Este intercambio
con Garmendia hizo que me enfrentara a una temible realidad. Aunque amo la literatura, aunque sueño con
escribirla, es posible que mi obra siempre sea demasiado transparente para
llegar a serla. Mi objetivo como
articulista es facilitar el trabajo de mis lectores, y no exigir que se
apliquen en comprenderme. Pongo esmero
para que nadie aprecie, a primera lectura, que está leyendo algo que procura ser
duradero. Como dijo el muy (¿quizás
demasiado?) accesible poeta estadounidense, Billy Collins: “I do not pester you
with the invisible gnats of meaning”.
Quizás así quito
la grasa necesaria para que la oferta de mi menú se pegue a las costillas de
mis lectores. El escritor que busca, a
toda costa, lo digerible no puede evitar el riesgo de eliminar precisamente el
exceso que podría haber convertido su obra en un festín inolvidable. Aspirar a escribir una obra fácil de digerir
y al mismo tiempo imposible de olvidar, además de ser (y por ser) una
posibilidad entre un millón, es un reto muy a lo yanqui.
Un par de semanas
después de hablar con Garmendia, salió su reseña Estampas de la era ‘beat’, que tocaba a los bad boys Bukowski, Ginsberg y Hunter S. Thompson.
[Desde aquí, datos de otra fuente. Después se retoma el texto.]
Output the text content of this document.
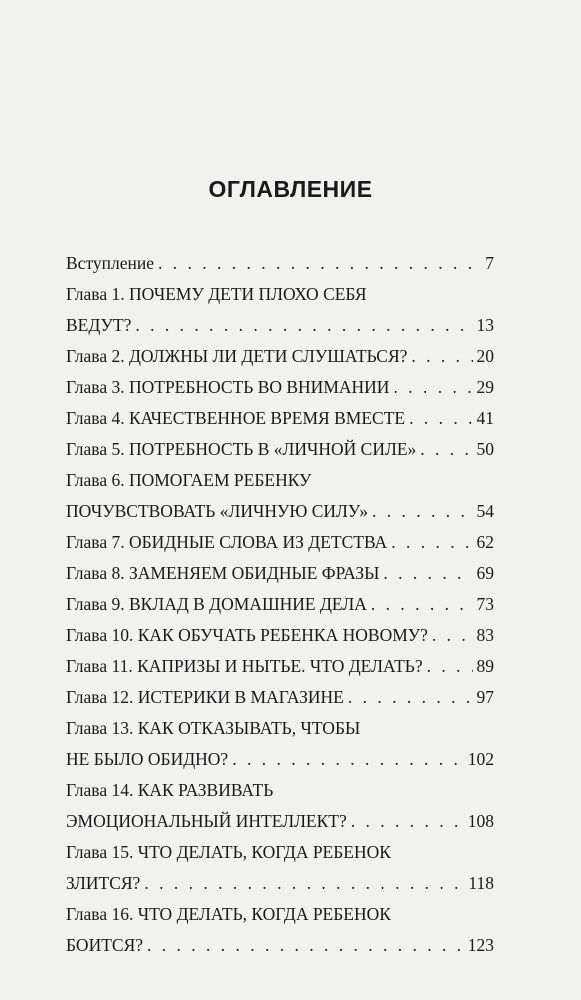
ОГЛАВЛЕНИЕ
Вступление . . .	7
Глава 1. ПОЧЕМУ ДЕТИ ПЛОХО СЕБЯ
ВЕДУТ? . . .	13
Глава 2. ДОЛЖНЫ ЛИ ДЕТИ СЛУШАТЬСЯ? . . .	20
Глава 3. ПОТРЕБНОСТЬ ВО ВНИМАНИИ . . .	29
Глава 4. КАЧЕСТВЕННОЕ ВРЕМЯ ВМЕСТЕ . . .	41
Глава 5. ПОТРЕБНОСТЬ В «ЛИЧНОЙ СИЛЕ» . . .	50
Глава 6. ПОМОГАЕМ РЕБЕНКУ
ПОЧУВСТВОВАТЬ «ЛИЧНУЮ СИЛУ» . . .	54
Глава 7. ОБИДНЫЕ СЛОВА ИЗ ДЕТСТВА . . .	62
Глава 8. ЗАМЕНЯЕМ ОБИДНЫЕ ФРАЗЫ . . .	69
Глава 9. ВКЛАД В ДОМАШНИЕ ДЕЛА . . .	73
Глава 10. КАК ОБУЧАТЬ РЕБЕНКА НОВОМУ? . . .	83
Глава 11. КАПРИЗЫ И НЫТЬЕ. ЧТО ДЕЛАТЬ? . . .	89
Глава 12. ИСТЕРИКИ В МАГАЗИНЕ . . .	97
Глава 13. КАК ОТКАЗЫВАТЬ, ЧТОБЫ
НЕ БЫЛО ОБИДНО? . . .	102
Глава 14. КАК РАЗВИВАТЬ
ЭМОЦИОНАЛЬНЫЙ ИНТЕЛЛЕКТ? . . .	108
Глава 15. ЧТО ДЕЛАТЬ, КОГДА РЕБЕНОК
ЗЛИТСЯ? . . .	118
Глава 16. ЧТО ДЕЛАТЬ, КОГДА РЕБЕНОК
БОИТСЯ? . . .	123
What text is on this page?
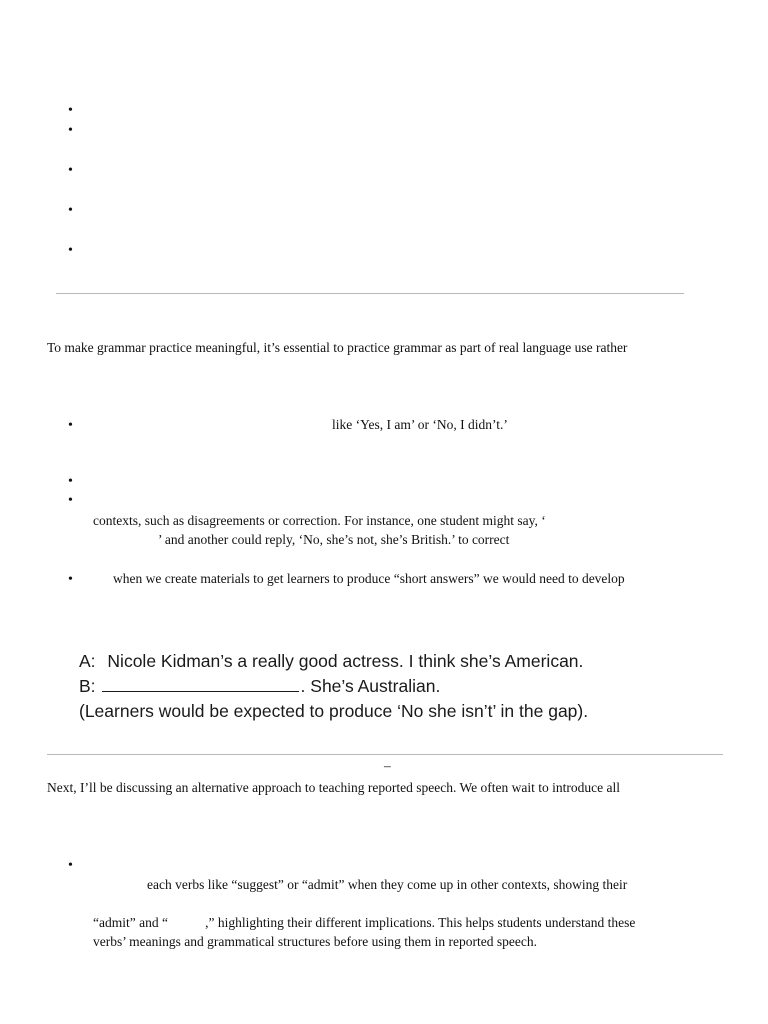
•
•
•
•
•
To make grammar practice meaningful, it’s essential to practice grammar as part of real language use rather
•	like ‘Yes, I am’ or ‘No, I didn’t.’
•
•
contexts, such as disagreements or correction. For instance, one student might say, ‘
’ and another could reply, ‘No, she’s not, she’s British.’ to correct
•	when we create materials to get learners to produce “short answers” we would need to develop
A: Nicole Kidman’s a really good actress. I think she’s American.
B:	. She’s Australian.
(Learners would be expected to produce ‘No she isn’t’ in the gap).
–
Next, I’ll be discussing an alternative approach to teaching reported speech. We often wait to introduce all
•
each verbs like “suggest” or “admit” when they come up in other contexts, showing their
“admit” and “           ,” highlighting their different implications. This helps students understand these
verbs’ meanings and grammatical structures before using them in reported speech.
Con referencia al público estadounidense, le
salió la siguiente joya de análisis cultural: “Ocurre con los norteamericanos
que primero se escandalizan [por la obra de un autor] y luego [la] celebran, en
ambos casos más allá de lo razonable”.
Por todo esto, y también
gracias a la perspicacia inagotable de mi mujer, y una asistencia penetrante del
periodista Paco Correal, surgió y cuajó La verborrea del éxito.